= 2001 in the environment =

This is a list of notable events relating to the environment in 2001. They relate to environmental law, conservation, environmentalism and environmental issues.

==Events==
- The IPCC Third Assessment Report is released.
- ACCOBAMS, the Agreement on the Conservation of Cetaceans in the Black Sea, Mediterranean Sea and contiguous Atlantic area, comes into force. It is a cooperative tool for the conservation of marine biodiversity in the Mediterranean and Black Seas.
- The Skeptical Environmentalist: Measuring the Real State of the World, a controversial book by Bjørn Lomborg, is published in the English language.

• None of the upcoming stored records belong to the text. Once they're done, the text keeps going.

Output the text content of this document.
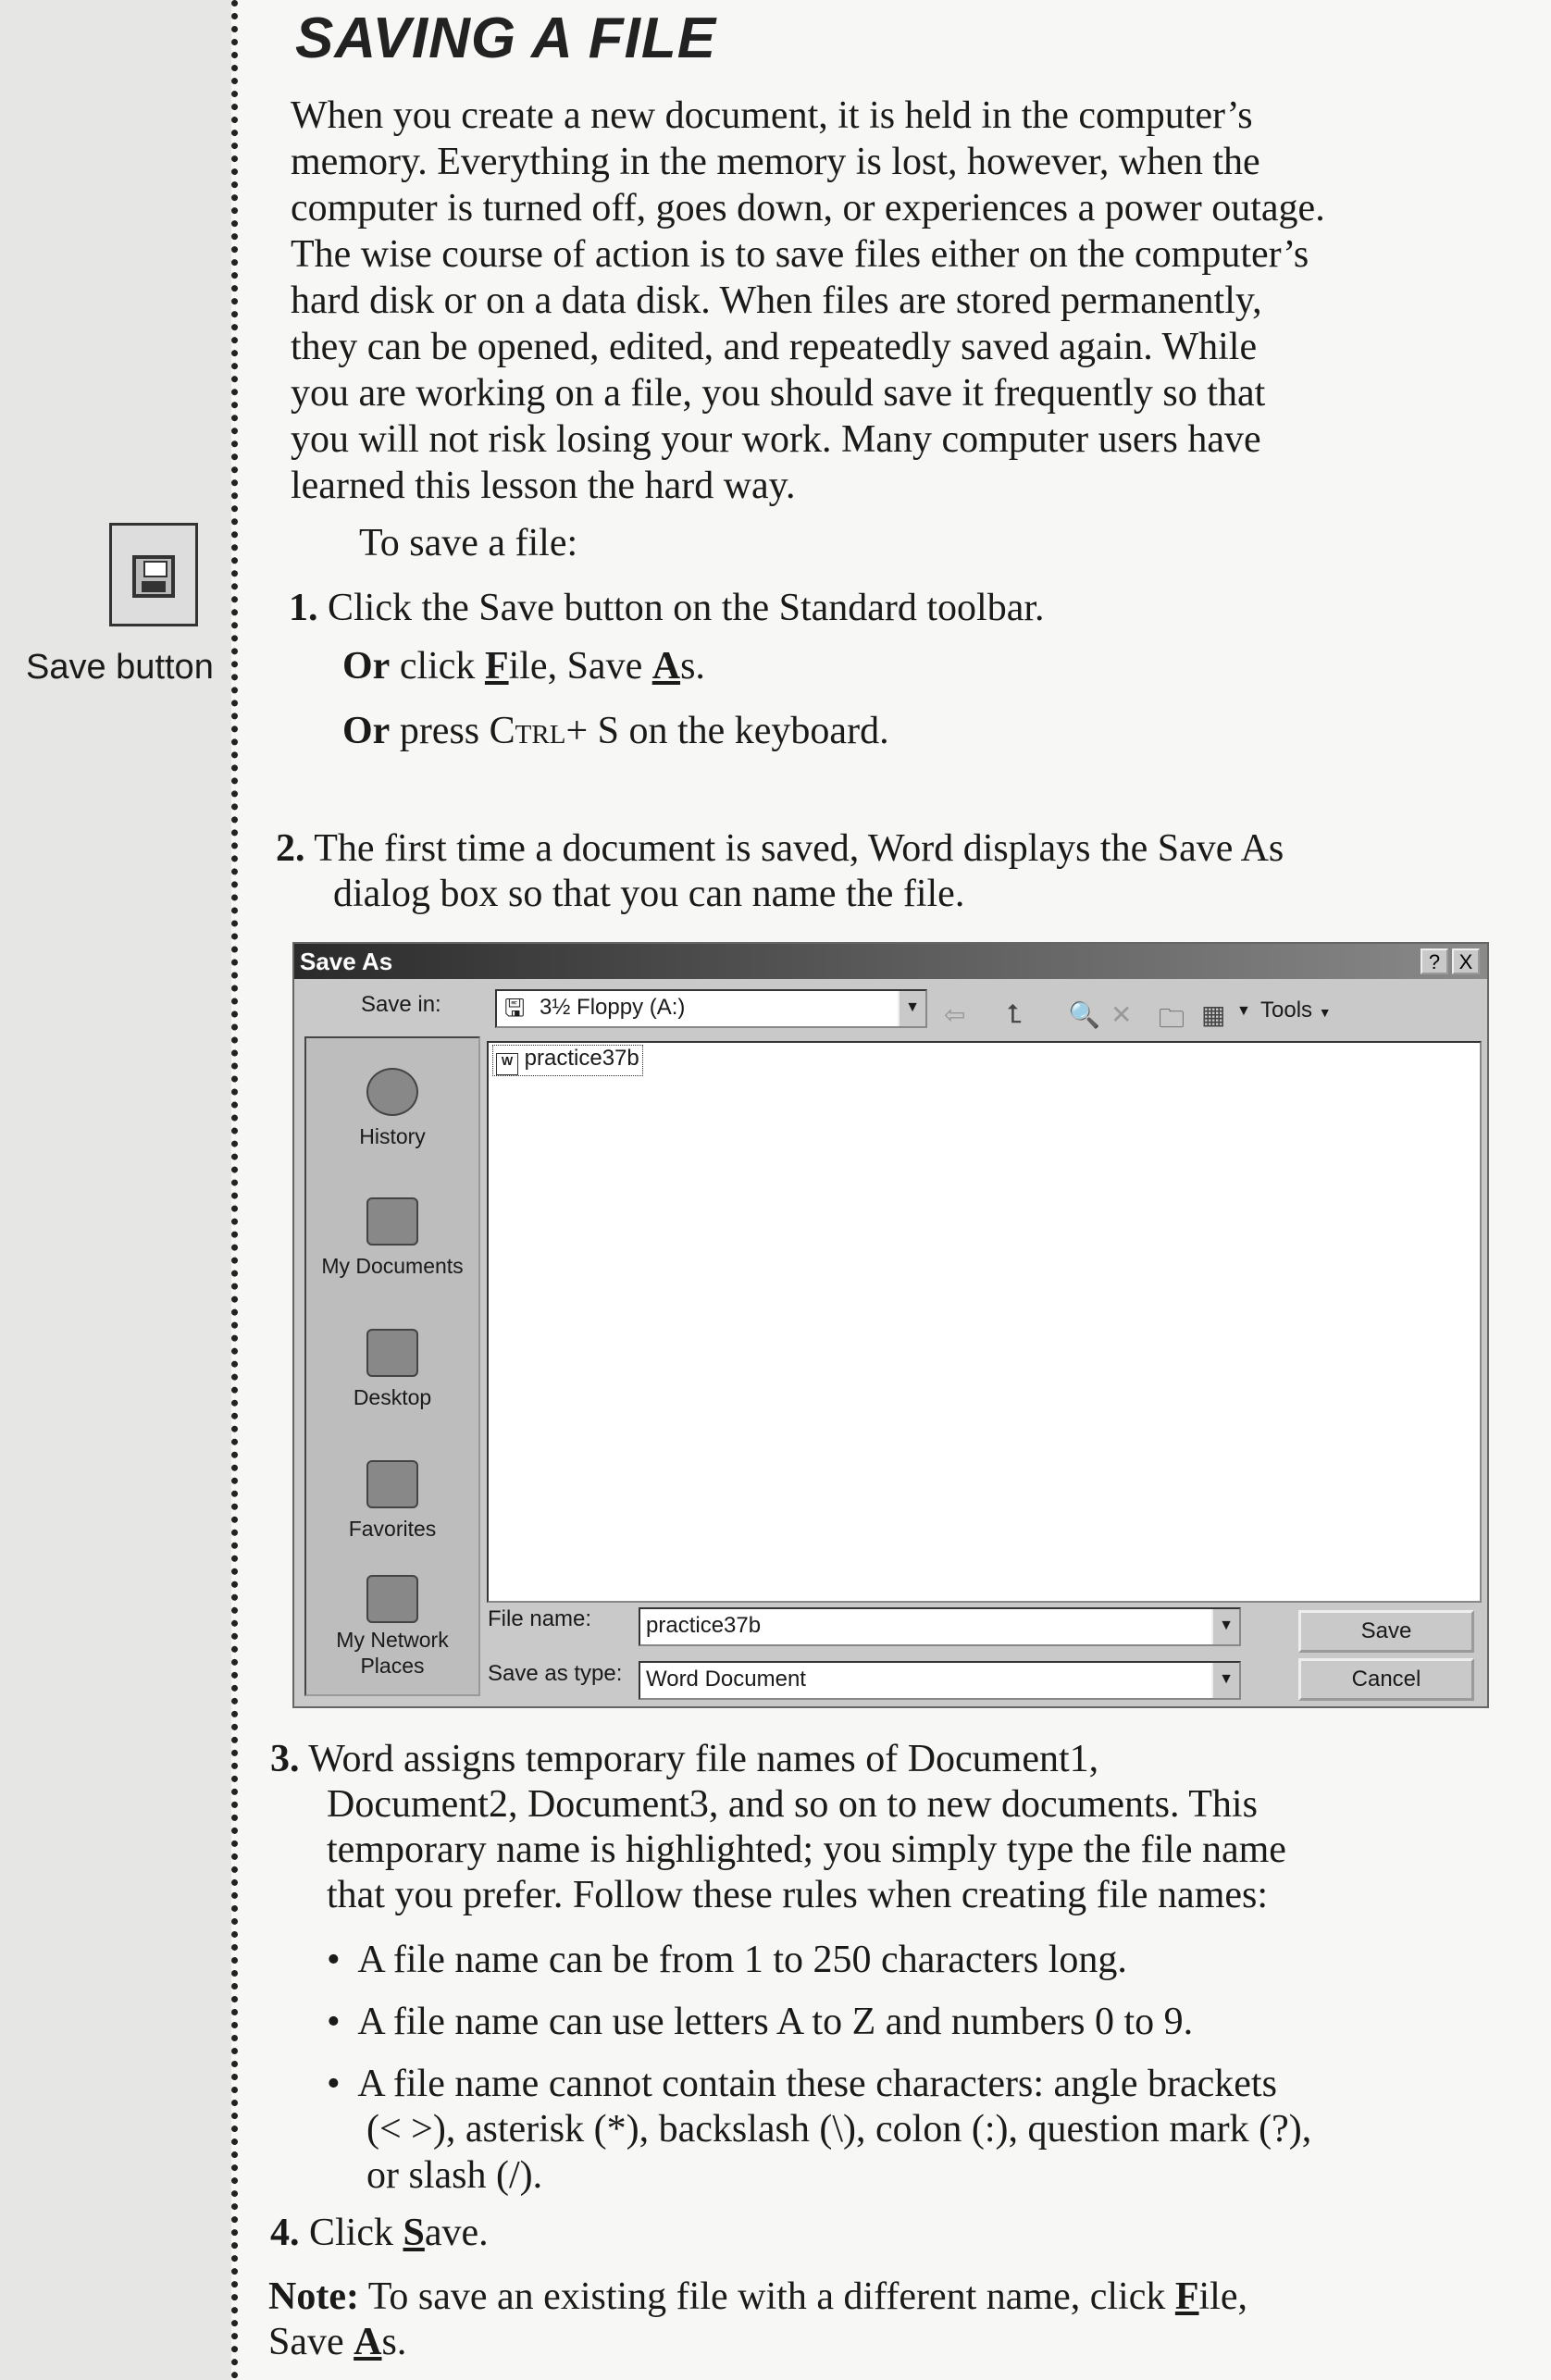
SAVING A FILE
When you create a new document, it is held in the computer’s
memory. Everything in the memory is lost, however, when the
computer is turned off, goes down, or experiences a power outage.
The wise course of action is to save files either on the computer’s
hard disk or on a data disk. When files are stored permanently,
they can be opened, edited, and repeatedly saved again. While
you are working on a file, you should save it frequently so that
you will not risk losing your work. Many computer users have
learned this lesson the hard way.
Save button
To save a file:
1. Click the Save button on the Standard toolbar.
Or click File, Save As.
Or press Ctrl+ S on the keyboard.
2. The first time a document is saved, Word displays the Save As
dialog box so that you can name the file.
Save As	? X
Save in:	🖫 3½ Floppy (A:)	▼ ⇦ ⮤ 🔍 ✕ 🗀 ▦ ▼ Tools ▼
History
My Documents
Desktop
Favorites
My Network
Places
W practice37b
File name:	practice37b	▼
Save as type:	Word Document	▼
Save
Cancel
3. Word assigns temporary file names of Document1,
Document2, Document3, and so on to new documents. This
temporary name is highlighted; you simply type the file name
that you prefer. Follow these rules when creating file names:
•  A file name can be from 1 to 250 characters long.
•  A file name can use letters A to Z and numbers 0 to 9.
•  A file name cannot contain these characters: angle brackets
(< >), asterisk (*), backslash (\), colon (:), question mark (?),
or slash (/).
4. Click Save.
Note: To save an existing file with a different name, click File,
Save As.
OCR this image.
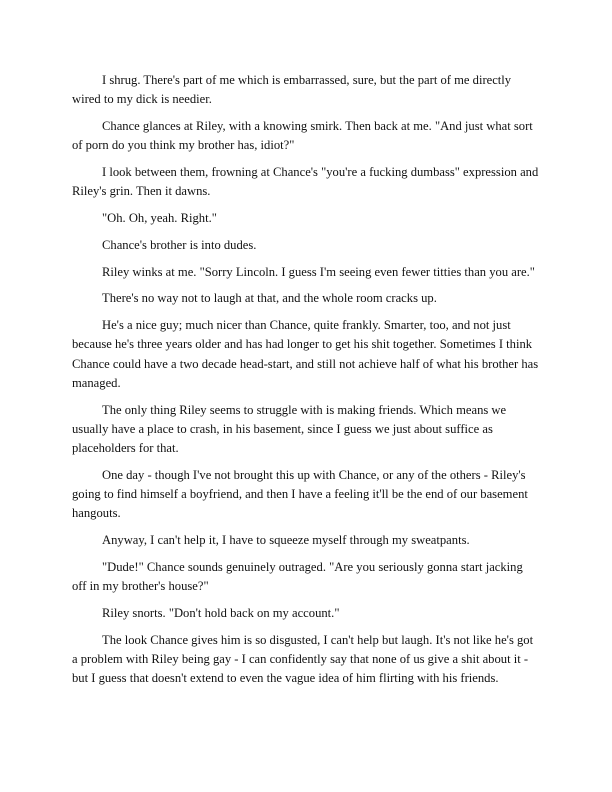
I shrug. There's part of me which is embarrassed, sure, but the part of me directly wired to my dick is needier.

Chance glances at Riley, with a knowing smirk. Then back at me. "And just what sort of porn do you think my brother has, idiot?"

I look between them, frowning at Chance's "you're a fucking dumbass" expression and Riley's grin. Then it dawns.

"Oh. Oh, yeah. Right."

Chance's brother is into dudes.

Riley winks at me. "Sorry Lincoln. I guess I'm seeing even fewer titties than you are."

There's no way not to laugh at that, and the whole room cracks up.

He's a nice guy; much nicer than Chance, quite frankly. Smarter, too, and not just because he's three years older and has had longer to get his shit together. Sometimes I think Chance could have a two decade head-start, and still not achieve half of what his brother has managed.

The only thing Riley seems to struggle with is making friends. Which means we usually have a place to crash, in his basement, since I guess we just about suffice as placeholders for that.

One day - though I've not brought this up with Chance, or any of the others - Riley's going to find himself a boyfriend, and then I have a feeling it'll be the end of our basement hangouts.

Anyway, I can't help it, I have to squeeze myself through my sweatpants.

"Dude!" Chance sounds genuinely outraged. "Are you seriously gonna start jacking off in my brother's house?"

Riley snorts. "Don't hold back on my account."

The look Chance gives him is so disgusted, I can't help but laugh. It's not like he's got a problem with Riley being gay - I can confidently say that none of us give a shit about it - but I guess that doesn't extend to even the vague idea of him flirting with his friends.
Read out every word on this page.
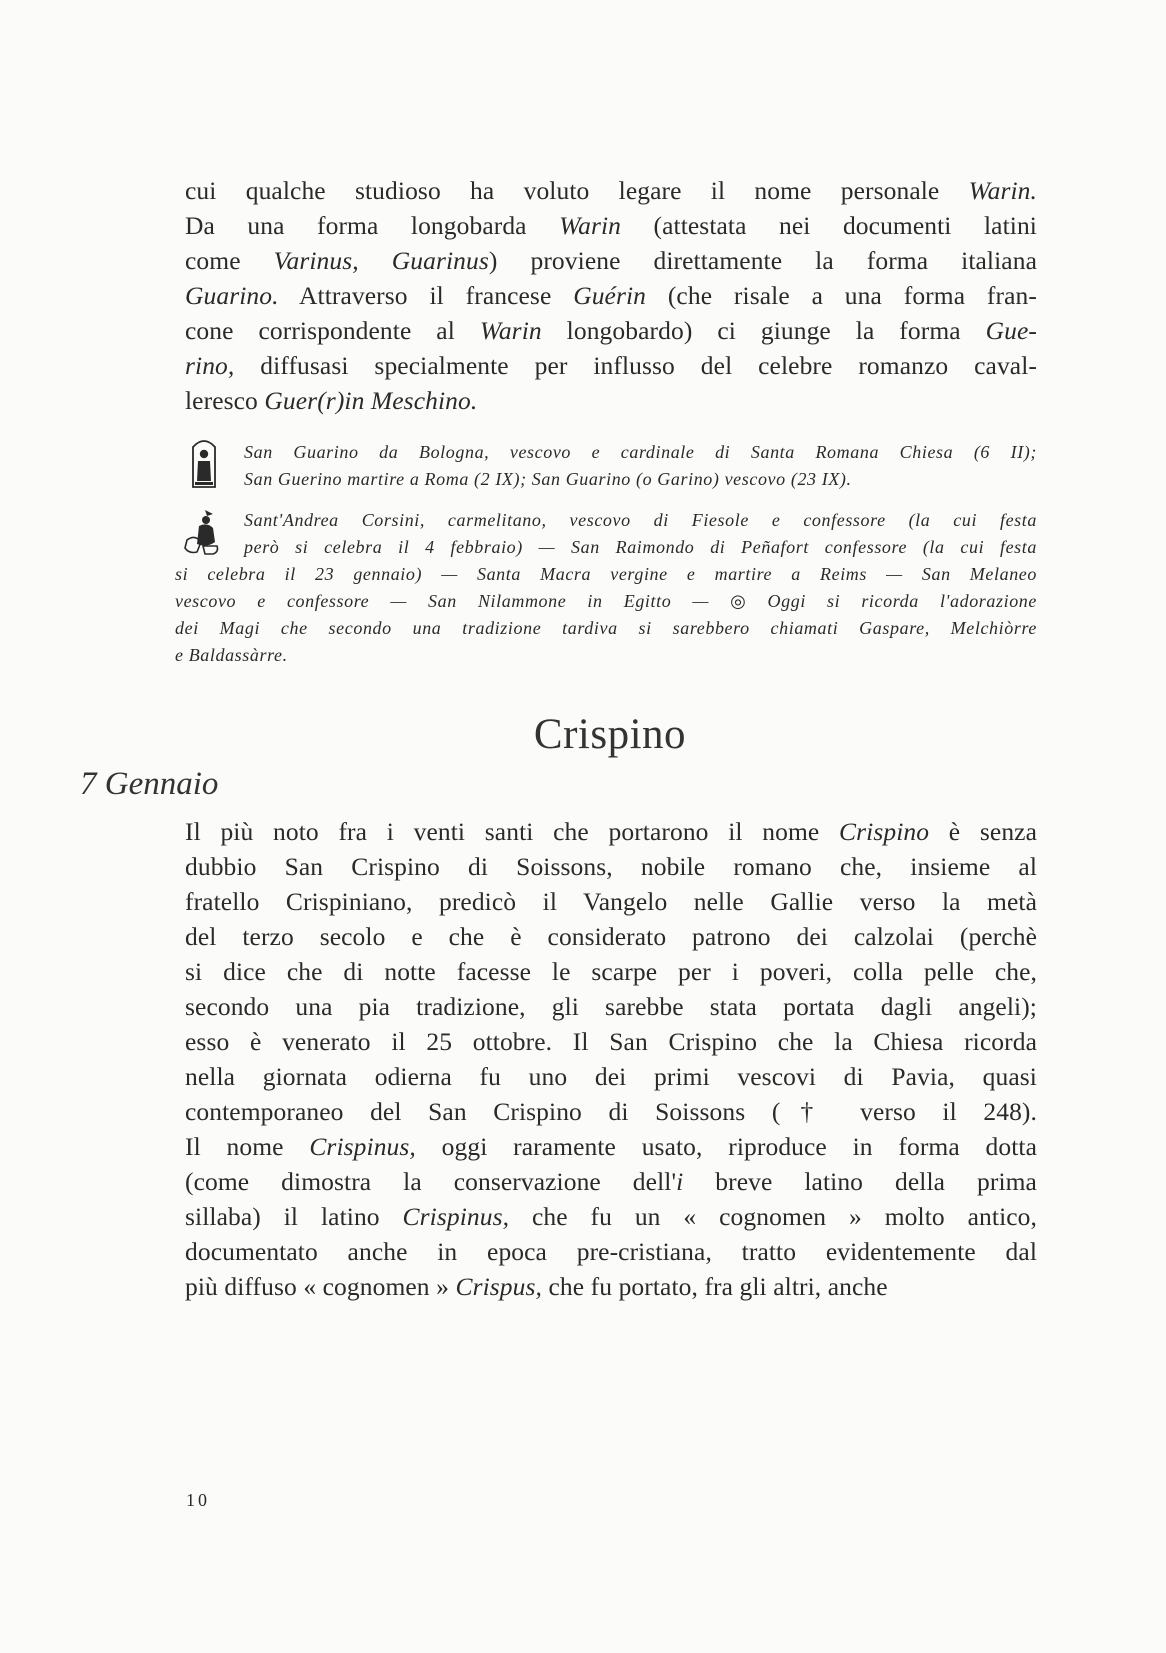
cui qualche studioso ha voluto legare il nome personale Warin.
Da una forma longobarda Warin (attestata nei documenti latini
come Varinus, Guarinus) proviene direttamente la forma italiana
Guarino. Attraverso il francese Guérin (che risale a una forma fran-
cone corrispondente al Warin longobardo) ci giunge la forma Gue-
rino, diffusasi specialmente per influsso del celebre romanzo caval-
leresco Guer(r)in Meschino.
San Guarino da Bologna, vescovo e cardinale di Santa Romana Chiesa (6 II);
San Guerino martire a Roma (2 IX); San Guarino (o Garino) vescovo (23 IX).
Sant'Andrea Corsini, carmelitano, vescovo di Fiesole e confessore (la cui festa
però si celebra il 4 febbraio) — San Raimondo di Peñafort confessore (la cui festa
si celebra il 23 gennaio) — Santa Macra vergine e martire a Reims — San Melaneo
vescovo e confessore — San Nilammone in Egitto — ◎ Oggi si ricorda l'adorazione
dei Magi che secondo una tradizione tardiva si sarebbero chiamati Gaspare, Melchiòrre
e Baldassàrre.
Crispino
7 Gennaio
Il più noto fra i venti santi che portarono il nome Crispino è senza
dubbio San Crispino di Soissons, nobile romano che, insieme al
fratello Crispiniano, predicò il Vangelo nelle Gallie verso la metà
del terzo secolo e che è considerato patrono dei calzolai (perchè
si dice che di notte facesse le scarpe per i poveri, colla pelle che,
secondo una pia tradizione, gli sarebbe stata portata dagli angeli);
esso è venerato il 25 ottobre. Il San Crispino che la Chiesa ricorda
nella giornata odierna fu uno dei primi vescovi di Pavia, quasi
contemporaneo del San Crispino di Soissons († verso il 248).
Il nome Crispinus, oggi raramente usato, riproduce in forma dotta
(come dimostra la conservazione dell'i breve latino della prima
sillaba) il latino Crispinus, che fu un « cognomen » molto antico,
documentato anche in epoca pre-cristiana, tratto evidentemente dal
più diffuso « cognomen » Crispus, che fu portato, fra gli altri, anche
10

In the book Lomborg claims that various environmental issues are not supported by data.
- The Black Book of Corporations is published. In the book, Austrian journalists Klaus-Werner Lobo and Hans Weiss show that many multinational corporations are connected with environmental pollution.
- Campbell Island, New Zealand is declared rat free, nearly 200 years after their introduction.
- The Coriolis project is started in France to coordinate oceanography research.
- Euroleague for Life Sciences is founded by leading universities.

===January===
- The MV Jessica oil spill occurred off the coast of the Galápagos Islands.

===May===
- The Jinkanpo Atsugi Incinerator is purchased by the Japanese government and shut down. Throughout its history, the incinerator reportedly blew toxic and cancerous emissions over the high-rise dwellings in its immediate vicinity.

===June===
- The 2010 Biodiversity Target was adopted by the EU heads of state. It was an overall conservation target aiming to halt the decline of biodiversity by the end of 2010. The world largely failed to meet the target.

===July===
- The Report of the Royal Commission on Genetic Modification was published in New Zealand.

===September===
- The Memorandum of Understanding on the Conservation and Management of Marine Turtles and their Habitats of the Indian Ocean and South-East Asia comes into effect.

===October===
- The UNECE Convention on Access to Information, Public Participation in Decision-making and Access to Justice in Environmental Matters, usually known as the Aarhus Convention, enters into force.
===December===
- Tosontsengel, Zavkhan Province, Mongolia, observes on 19 December the highest recorded mean sea level pressure of 1085.7 hPa, beating the previous record of 1083.8 hPa in Agata, Krasnoyarsk Krai in 1968.